Suffolk Collection Process: Swatching and Sketching "Cardigan 1"

All of the Suffolk Collection ideas have been swirling and percolating for a while now but its time to start making them real if I would like to release the collection next autumn (and I really would!)

I am still in flux about the shawls/scarves I have planned and its been a little while since I designed and made a garment so my creativity is leaning that way at the moment.

I decided to get some ideas swatched out for a cardigan worked in a deep brown chunky wool, this is Knit Picks Wool of The Andes in Chocolate. I have a whole sweaters worth and I am dying to turn it into a warm snuggly cardigan.

My inspiration for this cardigan is ploughing. An image in my mind from my childhood, that I keep coming back to, is the tractors moving over the undulating fields and how that changed the landscape for a few weeks until the crops grew back in.

Keeping the overall theme of undulation in mind, I want two types of cable: one that looks like earth turning over as its ploughed and another that looks a little like a tractor tyre print. I will also be adding serious amounts of waist shaping to the cardigan to keep it flattering even though it is bulky so it will undulate over the hips and bust.

I have done the first sketch and swatch

The first pass of the swatch has told me that the stitch patterns are not quite what I hoped but that I am on the right track. I will rip this back and have another try.
The sketch helped refine the ideas and I am pretty happy with it. I have two unanswered questions at the moment: I am not sure about the neckline or what to do about pockets.
I think I want a simple neckline, something more sophisticated than a hood probably (although I may go hood), but I am getting a bit bored of round necks. The current thinking on the neck is to make it square but flapped back and a collar added to create almost lapels but it doesn’t feel quite right. Perhaps a nice deep V would fit the bill or a scooped neckline?
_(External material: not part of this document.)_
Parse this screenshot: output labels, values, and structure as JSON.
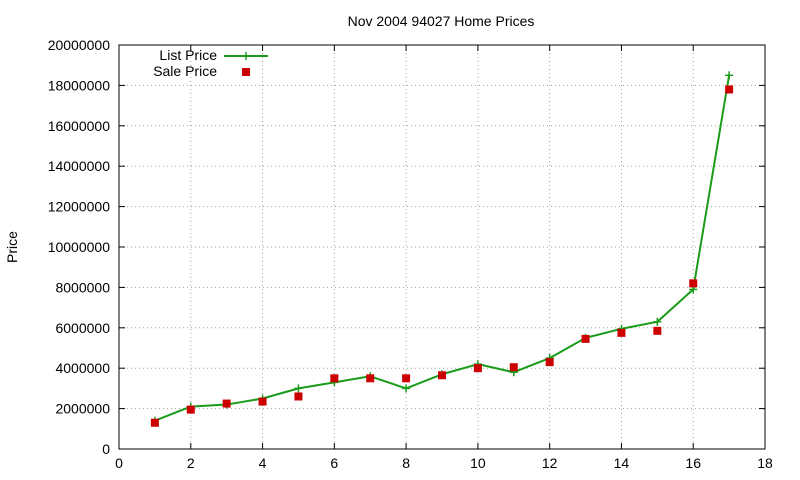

As I type, scooped is winning hands down and the mind is whirring again. While I’d like to get all the details smoothed out before I start knitting, this is planned to be bottom up seamless so I will have a fair amount of pondering time before I make a decision.
The decision to make it bottom up seamless isn’t anything to do with an uncertain neckline though. That is just a happy accident. Because I had decided that there would be cables running hip to collar and cuff to collar and also that the yoke would be a raglan it made sense to me to make it bottom up rather than top down. With a wide range of sizes, it will be easier to instruct people to decrease over a pattern than add it as they increase. Also there is a lot going on in the pattern with cables and different stitches, much easier to get used to the patterns without having any shaping to do at first then ease ourselves in with a little waist shaping before hitting the yoke.
As for the pockets, a cosy cardigan really needs pockets but in a bulky jumper it can add a lot of, well, bulk. Ideally I’d have concealed pockets running vertically but I need to work out if I can do that and still keep the design suitable for an intermediate knitter. These pockets might ruin the plan for establishing all the patterns without any other complications! If I do I’ll have to work out how to line the pocket whether it will be knitted, and if so in this wool or a finer yarn. To date I have only included patch pockets on my designs but this is an area I really want to explore as I am never quite as comfortable in a cardigan without pockets. Is this a universal thing?
I hope you enjoyed this peek into a design in progress and will follow the cardigan through to publication with me. My next steps when I am happy with swatch and sketch will be to do the maths. For other posts in this series take a look here.



  1. says

    Thanks for letting us into the design process … I like the sketch very much. I understand the desire for pockets – shall be interested to see how you work that out. A scoop neck would be very feminine. :)

  2. says

    It’s so interesting to follow the pattern creation process with you. I had no idea how patterns went from idea to full version. A different neckline would be my choice: the one in the sketch seems a little… ‘mature’ for my taste anyway. Pockets are always good, especially for us less confident types who like some form of hiding at all times!